Mehr gestört hat mich die Art und Weise der Umfragen, die schon bald nach der NRW-Wahl am 09.05.2010 ermitteln wollten, was die Menschen von den verschiedenen Koalitionsmöglichkeiten in NRW halten. So sollen z. B. 53% der Bevölkerung eine rot-rot-grüne Koalition abgelehnt haben. Hätte man zuvor erst mal festgestellt, ob die Befragten überhaupt gewählt haben, so hätte man über 40 % Nichtwähler von dem Ergebnis in Abzug bringen müssen. Denn es ist schon seltsam, dass auch diejenigen, die sich am demokratischen Wahlprozess überhaupt nicht beteiligen, anschließend die Meinung des Volkes über politische Konstellationen wiedergeben sollen. Wer nicht wählen geht, darf hinterher nicht meckern; er ist vielmehr mit verantwortlich dafür, dass es zu diesen teilweise schwierigen Situationen überhaupt gekommen ist.
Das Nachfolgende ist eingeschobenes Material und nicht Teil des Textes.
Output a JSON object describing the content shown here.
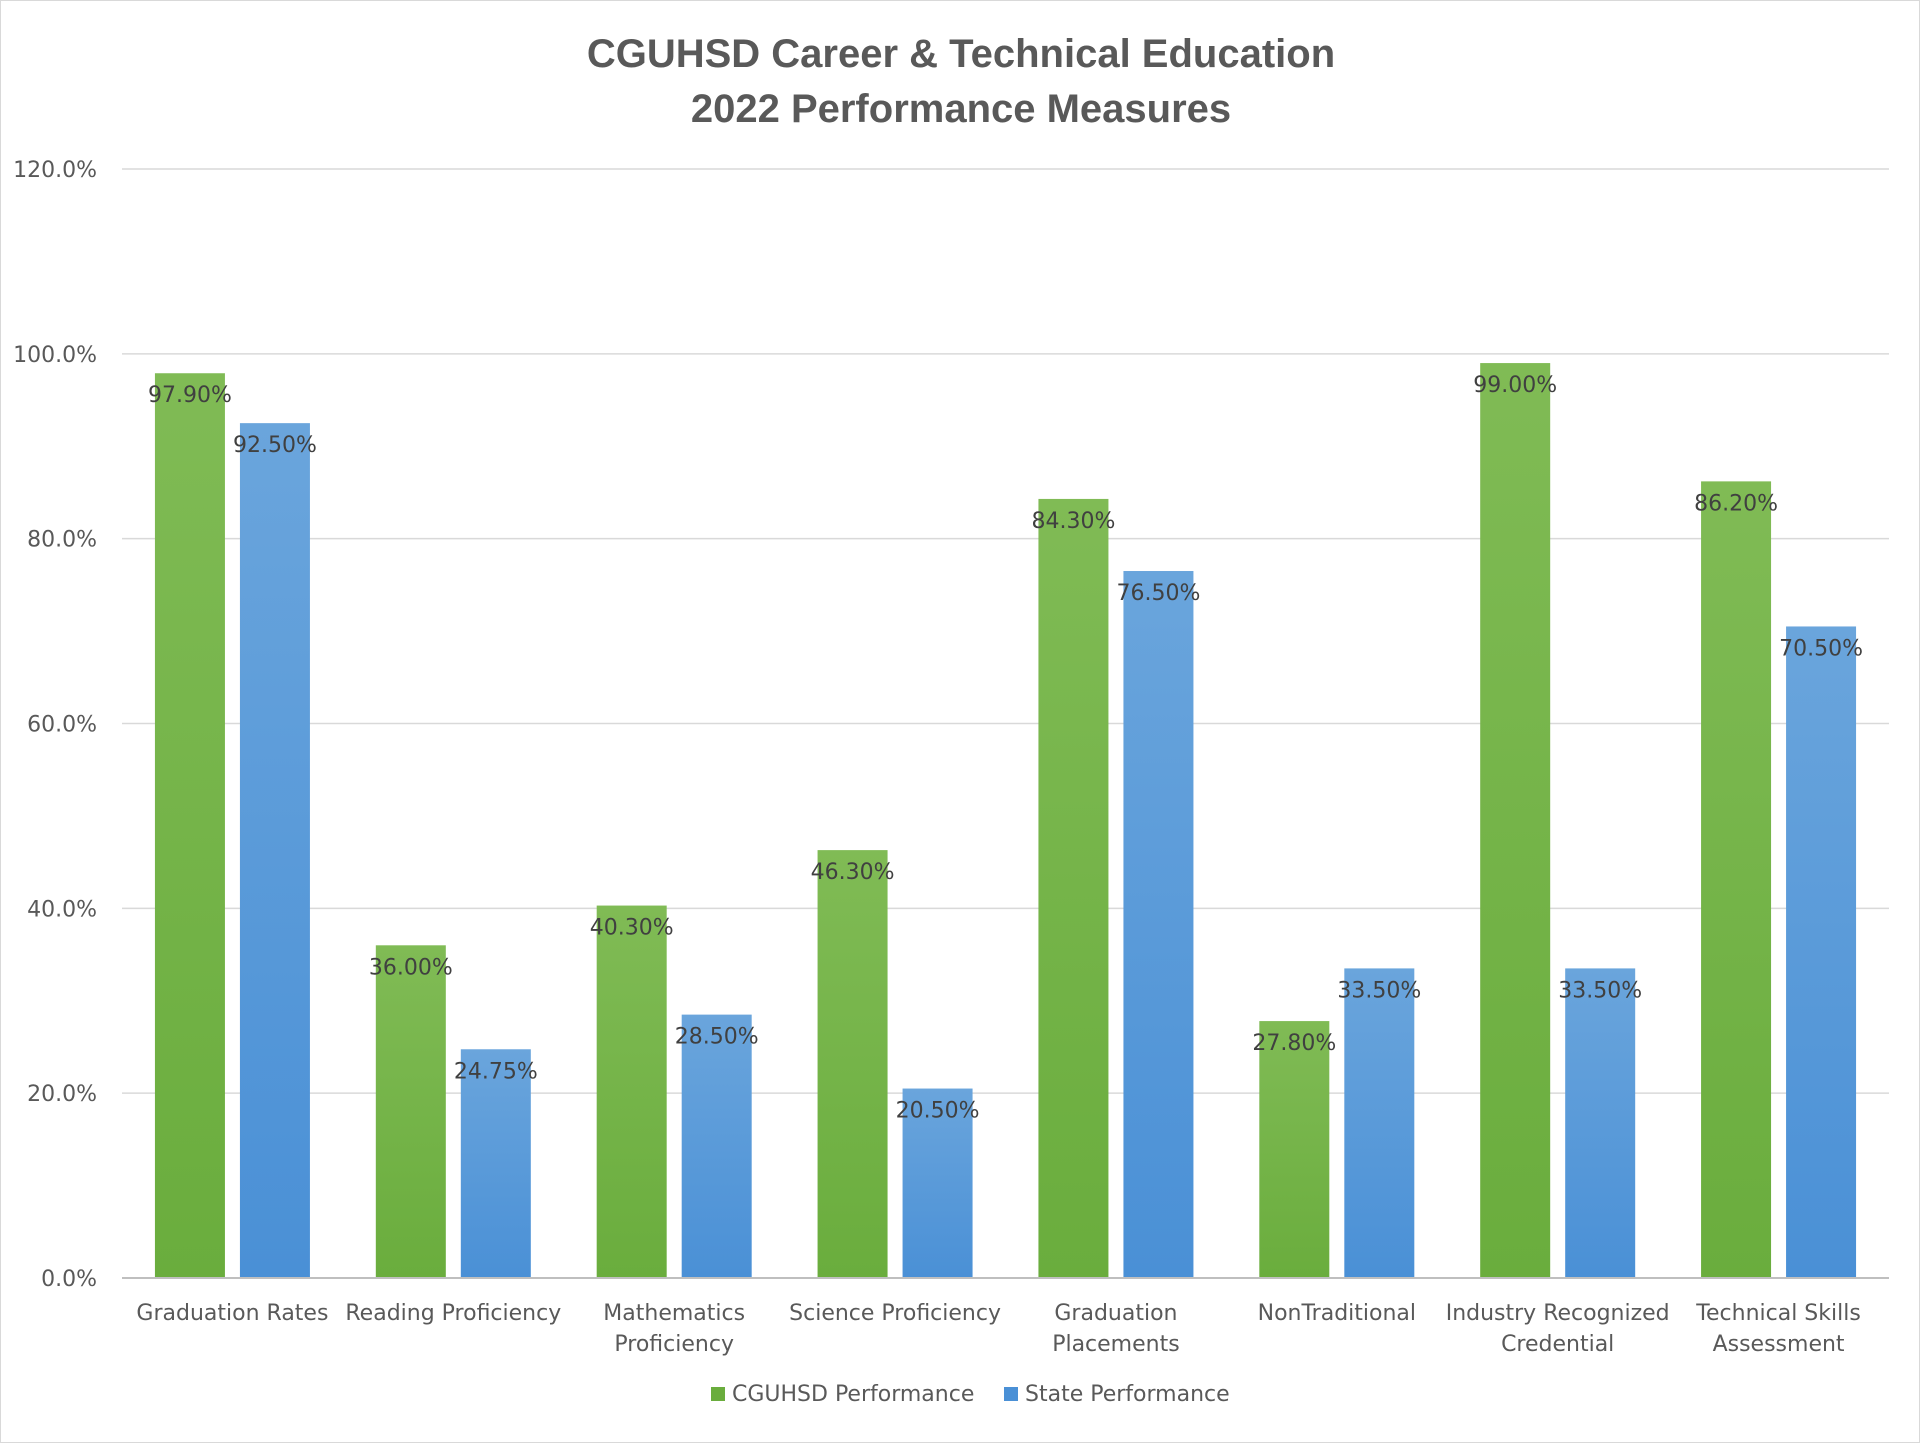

Vielleicht könnte man dieses Verhalten dadurch verändern, dass man bei Umfragen als erstes nachhakt, ob der zu Befragende an der letzten Wahl überhaupt teilgenommen hat. Wenn das verneint wird, sollte auch deutlich gesagt werden, dass die Meinung von Wahlverweigerern zum Ergebnis der Wahl auch nicht gefragt ist. Es wäre zu schön, wenn es dann bei diesen Menschen „klick“ machen würde und sie erkennen, dass sie in unserer Demokratie doch nicht so unwichtig sind, wie sie häufig glauben. Dann werden sie sich beim nächsten Mal hoffentlich dazu überwinden, wählen zu gehen oder schon im Vorfeld an der Briefwahl teilzunehmen. Oder?